What do companies or pilots do in real life? How is that handled really?

Plan ahead and brief! 

What you are doing is absolutely coerect - however, there is no particular need to memorise anything. Look at the charts, and in particular the textual data pages where things like preferential runways etc will often be listed, check the weather and plan the most likely departure/arrival. There's no reason why you shouldn't make any notes you feel might be useful as well. It's also worth looking at any enroute considerations as well.

However, once you are 'on board' you must be prepared to change the plan if necessary. Listen to the departure ATIS if available, obtain your departure clearance and then brief -- think about things like taxi route, the SID or departure instructions you have been issued (is it programmed correctly in the FMC? What is the stop altitude? What autopilot modes will you use? What is out of the ordinary on this particular day that might cause a problem or require things to be done differently? Is there a tight turn that might require keeping the speed down/flaps out a little longer? Is there a stepped comb profile, a particularly low level off (maybe below acceleration altitude) or anything else that might catch you out?) and contingencies (what will you do in the event of an emergency?).

Obviously you must be careful to ensure that any actual clearance received subsequently is followed should it differ from the brief. 

Arrival is much the same - get ahead and look up the weather and ATIS if available well in advance. Again, check the textual data in the charts and, if available, I often check the relevant VATSIM ACC's website to see if they have any standard procedures published. Ideally you want to have briefed the arrival will in advance of T/D (personally I always think it's about time to start briefing as soon as the T/D marker appears on the ND, ie at the very least about 160nm before T/D) and you can include in this brief your plan for a runway change (what is likely?
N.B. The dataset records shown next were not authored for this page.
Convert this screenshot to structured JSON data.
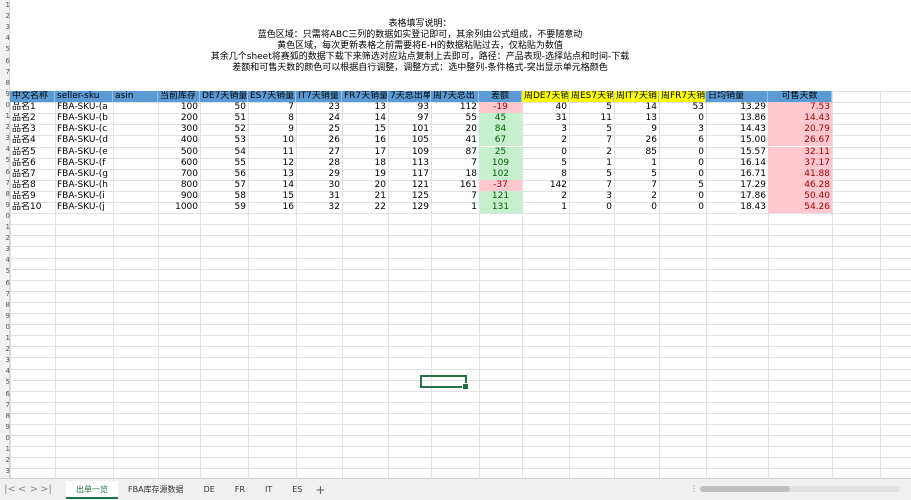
{
  "notes": [
    "表格填写说明：",
    "蓝色区域：只需将ABC三列的数据如实登记即可，其余列由公式组成，不要随意动",
    "黄色区域，每次更新表格之前需要将E-H的数据粘贴过去，仅粘贴为数值",
    "其余几个sheet将赛狐的数据下载下来筛选对应站点复制上去即可，路径：产品表现-选择站点和时间-下载",
    "差额和可售天数的颜色可以根据自行调整，调整方式：选中整列-条件格式-突出显示单元格颜色"
  ],
  "row_numbers": [
    "1",
    "2",
    "3",
    "4",
    "5",
    "6",
    "7",
    "8",
    "9",
    "0",
    "1",
    "2",
    "3",
    "4",
    "5",
    "6",
    "7",
    "8",
    "9",
    "0",
    "1",
    "2",
    "3",
    "4",
    "5",
    "6",
    "7",
    "8",
    "9",
    "0",
    "1",
    "2",
    "3",
    "4",
    "5",
    "6",
    "7",
    "8",
    "9",
    "0",
    "1",
    "2",
    "3"
  ],
  "headers": [
    "中文名称",
    "seller-sku",
    "asin",
    "当前库存",
    "DE7天销量",
    "ES7天销量",
    "IT7天销量",
    "FR7天销量",
    "7天总出单",
    "周7天总出",
    "差额",
    "周DE7天销",
    "周ES7天销",
    "周IT7天销",
    "周FR7天销",
    "日均销量",
    "可售天数"
  ],
  "rows": [
    {
      "name": "品名1",
      "sku": "FBA-SKU-(a",
      "asin": "",
      "stock": "100",
      "de7": "50",
      "es7": "7",
      "it7": "23",
      "fr7": "13",
      "total7": "93",
      "wtotal7": "112",
      "diff": "-19",
      "wde": "40",
      "wes": "5",
      "wit": "14",
      "wfr": "53",
      "daily": "13.29",
      "days": "7.53"
    },
    {
      "name": "品名2",
      "sku": "FBA-SKU-(b",
      "asin": "",
      "stock": "200",
      "de7": "51",
      "es7": "8",
      "it7": "24",
      "fr7": "14",
      "total7": "97",
      "wtotal7": "55",
      "diff": "45",
      "wde": "31",
      "wes": "11",
      "wit": "13",
      "wfr": "0",
      "daily": "13.86",
      "days": "14.43"
    },
    {
      "name": "品名3",
      "sku": "FBA-SKU-(c",
      "asin": "",
      "stock": "300",
      "de7": "52",
      "es7": "9",
      "it7": "25",
      "fr7": "15",
      "total7": "101",
      "wtotal7": "20",
      "diff": "84",
      "wde": "3",
      "wes": "5",
      "wit": "9",
      "wfr": "3",
      "daily": "14.43",
      "days": "20.79"
    },
    {
      "name": "品名4",
      "sku": "FBA-SKU-(d",
      "asin": "",
      "stock": "400",
      "de7": "53",
      "es7": "10",
      "it7": "26",
      "fr7": "16",
      "total7": "105",
      "wtotal7": "41",
      "diff": "67",
      "wde": "2",
      "wes": "7",
      "wit": "26",
      "wfr": "6",
      "daily": "15.00",
      "days": "26.67"
    },
    {
      "name": "品名5",
      "sku": "FBA-SKU-(e",
      "asin": "",
      "stock": "500",
      "de7": "54",
      "es7": "11",
      "it7": "27",
      "fr7": "17",
      "total7": "109",
      "wtotal7": "87",
      "diff": "25",
      "wde": "0",
      "wes": "2",
      "wit": "85",
      "wfr": "0",
      "daily": "15.57",
      "days": "32.11"
    },
    {
      "name": "品名6",
      "sku": "FBA-SKU-(f",
      "asin": "",
      "stock": "600",
      "de7": "55",
      "es7": "12",
      "it7": "28",
      "fr7": "18",
      "total7": "113",
      "wtotal7": "7",
      "diff": "109",
      "wde": "5",
      "wes": "1",
      "wit": "1",
      "wfr": "0",
      "daily": "16.14",
      "days": "37.17"
    },
    {
      "name": "品名7",
      "sku": "FBA-SKU-(g",
      "asin": "",
      "stock": "700",
      "de7": "56",
      "es7": "13",
      "it7": "29",
      "fr7": "19",
      "total7": "117",
      "wtotal7": "18",
      "diff": "102",
      "wde": "8",
      "wes": "5",
      "wit": "5",
      "wfr": "0",
      "daily": "16.71",
      "days": "41.88"
    },
    {
      "name": "品名8",
      "sku": "FBA-SKU-(h",
      "asin": "",
      "stock": "800",
      "de7": "57",
      "es7": "14",
      "it7": "30",
      "fr7": "20",
      "total7": "121",
      "wtotal7": "161",
      "diff": "-37",
      "wde": "142",
      "wes": "7",
      "wit": "7",
      "wfr": "5",
      "daily": "17.29",
      "days": "46.28"
    },
    {
      "name": "品名9",
      "sku": "FBA-SKU-(i",
      "asin": "",
      "stock": "900",
      "de7": "58",
      "es7": "15",
      "it7": "31",
      "fr7": "21",
      "total7": "125",
      "wtotal7": "7",
      "diff": "121",
      "wde": "2",
      "wes": "3",
      "wit": "2",
      "wfr": "0",
      "daily": "17.86",
      "days": "50.40"
    },
    {
      "name": "品名10",
      "sku": "FBA-SKU-(j",
      "asin": "",
      "stock": "1000",
      "de7": "59",
      "es7": "16",
      "it7": "32",
      "fr7": "22",
      "total7": "129",
      "wtotal7": "1",
      "diff": "131",
      "wde": "1",
      "wes": "0",
      "wit": "0",
      "wfr": "0",
      "daily": "18.43",
      "days": "54.26"
    }
  ],
  "tabs": [
    "出单一览",
    "FBA库存源数据",
    "DE",
    "FR",
    "IT",
    "ES"
  ],
  "active_tab": "出单一览",
  "add_tab_label": "+",
  "nav_buttons": [
    "|<",
    "<",
    ">",
    ">|"
  ],
  "colors": {
    "blue_header": "#5b9bd5",
    "yellow_header": "#ffff00",
    "negative_bg": "#ffc7ce",
    "positive_bg": "#c6efce",
    "selection": "#217346"
  }
}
How will you execute it from a technical point of view in this particular aircraft? Can you set something up in RTE2/SEC F-PLN?) as well as all the usual stuff (what's going to kill us on this particular day? MSA? STAR? Approach type? Minima? Where are you going to vacate and what is the most likely taxi route? Configuration? Speeds? Stopping? If you miss the turn will you need to backtrack? A/P modes? Go around - actions, routing, stop altitude? Fuel - how much time do you have before you have to divert? Where is your alternate?)

All you can do is plan for the most likely outcome and generate some ideas of the possible things that could happen and how to deal with them. Late runway changes are a thing that happens in real life as well - it's part and parcel of aviation but the important thing is to not allow ATC to pressure you in to doing something you're not prepared or ready for. Make more time if you need to - ask for delaying vectors or a hold if necessary to give yourself time to rebrief, or else you can always say 'unable' if you are not happy. 

A real airline would also have a route information manual that you could peruse in advance and contains useful information about each destination's threats and foibles (such as preferred runways and the experiences of other crews). If you do not have access to such a thing then you might consider making some notes of your own each time you visit a particular destination so that the next time you go back you are forearmed!

Ultimately however - don't try and commit everything to memory. Get a pen and paper out and jot some notes for the important points.